Building a Federal Framework for Prompt Payment and Adjudication was conducted by Bruce Reynolds and Sharon Vogel of Singleton Urquhart Reynolds Vogel LLP and was released by Public Services and Procurement Canada (PSPC) Aug 2. The review provides the Government of Canada with a set of recommendations for the implementation of prompt payment and adjudication legislation on federal construction projects.
“NTCCC (National Trade Contractors Coalition of Canada) has been involved with this for over a dozen years and we have advocated to all levels of government as to how important this is,” explained Sandra Skivsky, chair of the NTCCC.
“It’s a matter of knowing when you’re going to get paid. We’re trade contractors with no direct contractual relationship with the owner for the most part. The uncertainty of knowing when you are going to get your payment affects all of us. Once the proper invoice goes in, having that process outlined of how many days and what happens if you don’t get paid, what are your remedies, all of that makes it a more transparent and accountable system.”

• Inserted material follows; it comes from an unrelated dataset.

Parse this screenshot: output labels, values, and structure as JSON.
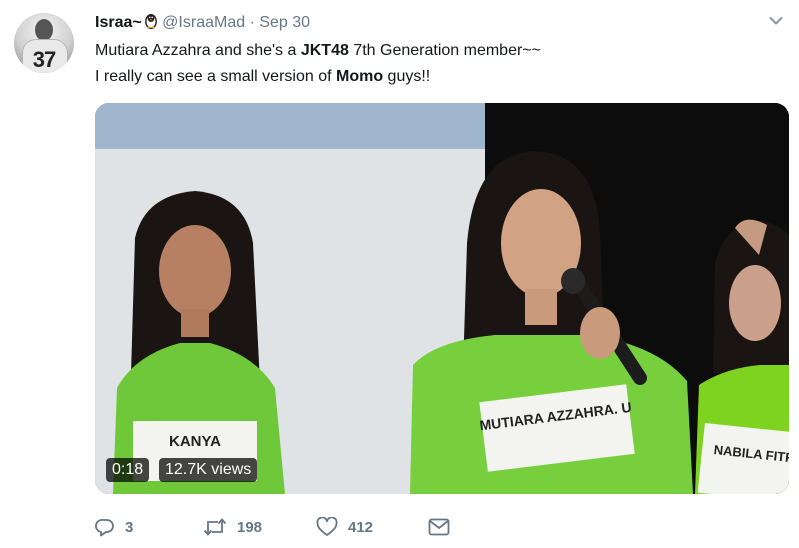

The 258-page report outlines 55 recommendations, including mechanisms to ensure that cash flows down the construction pyramid quickly on federal construction projects. The report recommends the time period for payment between the federal owner to the general contractor be 28 days, and payment at levels below the general contractor be seven days from receipt of payment from the owner.
“CCA (the Canadian Construction Association) believes that these recommendations are consistent with what we had submitted on behalf of the general contractors, trades, civil, manufacturers and suppliers,” said association president Mary Van Buren.

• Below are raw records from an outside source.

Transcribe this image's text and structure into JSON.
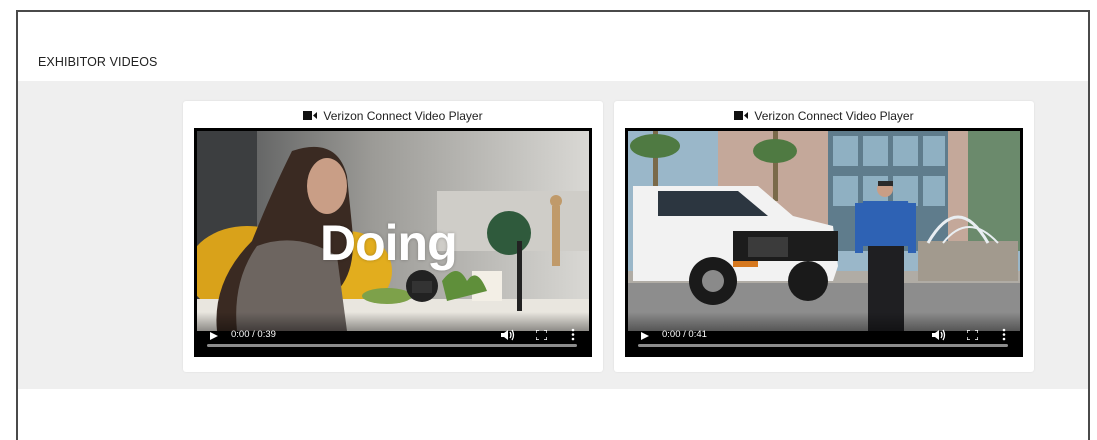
{
  "section": {
    "title": "EXHIBITOR VIDEOS"
  },
  "videos": [
    {
      "player_label": "Verizon Connect Video Player",
      "overlay_text": "Doing",
      "time": "0:00 / 0:39",
      "icon": "video-camera-icon"
    },
    {
      "player_label": "Verizon Connect Video Player",
      "time": "0:00 / 0:41",
      "icon": "video-camera-icon"
    }
  ]
}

“CCA championed the consultation process, which was similar to what was done in Ontario, because we believe that this would ultimately result in consensus legislation. We think the release of this report is an important milestone and we really appreciate PSPC for their collaborative approach and the Government of Canada supporting this member priority.”
Although many of the recommendations in the review are in line with the views of the CCA, as a stakeholder, the association will be providing feedback in a few areas, with a key item being trusts.
“It’s a very important issue for our members and we are continuing to look for opportunities to address it,” said Van Buren.
Matt Ainley, chair of the General Contractors Association of Canada (GCAC), also stated trust provisions are an important area in the report.
“There are no trust provisions federally, so they’ve asked the question in the report about should there be trusts or should there be bonding. I believe that is a very good question for the government to consider,” he said.
Reynolds and Vogel were retained by PSPC Jan. 30 and began by sending out a survey to key stakeholders. During the consultation process, Reynolds, Vogel and staff from their Toronto and Vancouver offices visited 10 provinces and two territories, meeting with over 500 people in 55 meetings and conference calls. They also received a number of written submissions.
“They were able to spend a lot of time consulting the industry and I think that was probably the key,” stated Ainley, adding he was pleased the federal government decided against a Private Member’s Bill, opting instead for a consultative process. “They decided to go to the experts and produce this report…so you get the best value for the taxpayer. When you read the report, it really does have a broad-based approach and they have listened to everybody.”
The review also addresses the issue of alignment which is important especially with many provinces considering prompt payment legislation.
Following the release of the review, Reynolds and Vogel have been retained to assist PSPC as they instruct the Department of Justice in relation to drafting the legislation.
Ainley added the GCAC will suggest the federal government put together a committee of industry stakeholders and experts to provide input as the legislation is drafted.
“One of the lessons learned at the provincial level in Ontario is this legislation is very complicated,” explained Ainley.
“We like the fact that Bruce and Sharon got an addition to their assignment to help over the next several months of this process so that is a great first step. The next step would be could a special committee be put together similar to Ontario to assist the drafters in making sure that they get the nuances, the specifics of the recommendations that the government is going to go forward with.”
Skivsky echoed those comments.
“This is very important because sometimes transcribing the recommendations into legislation and to get the intent right is a complicated task, so it’s good to see Bruce and Sharon will be part of that process,” she said.
The CCA, NTCCC and GCAC are planning to submit responses to the review in the near future.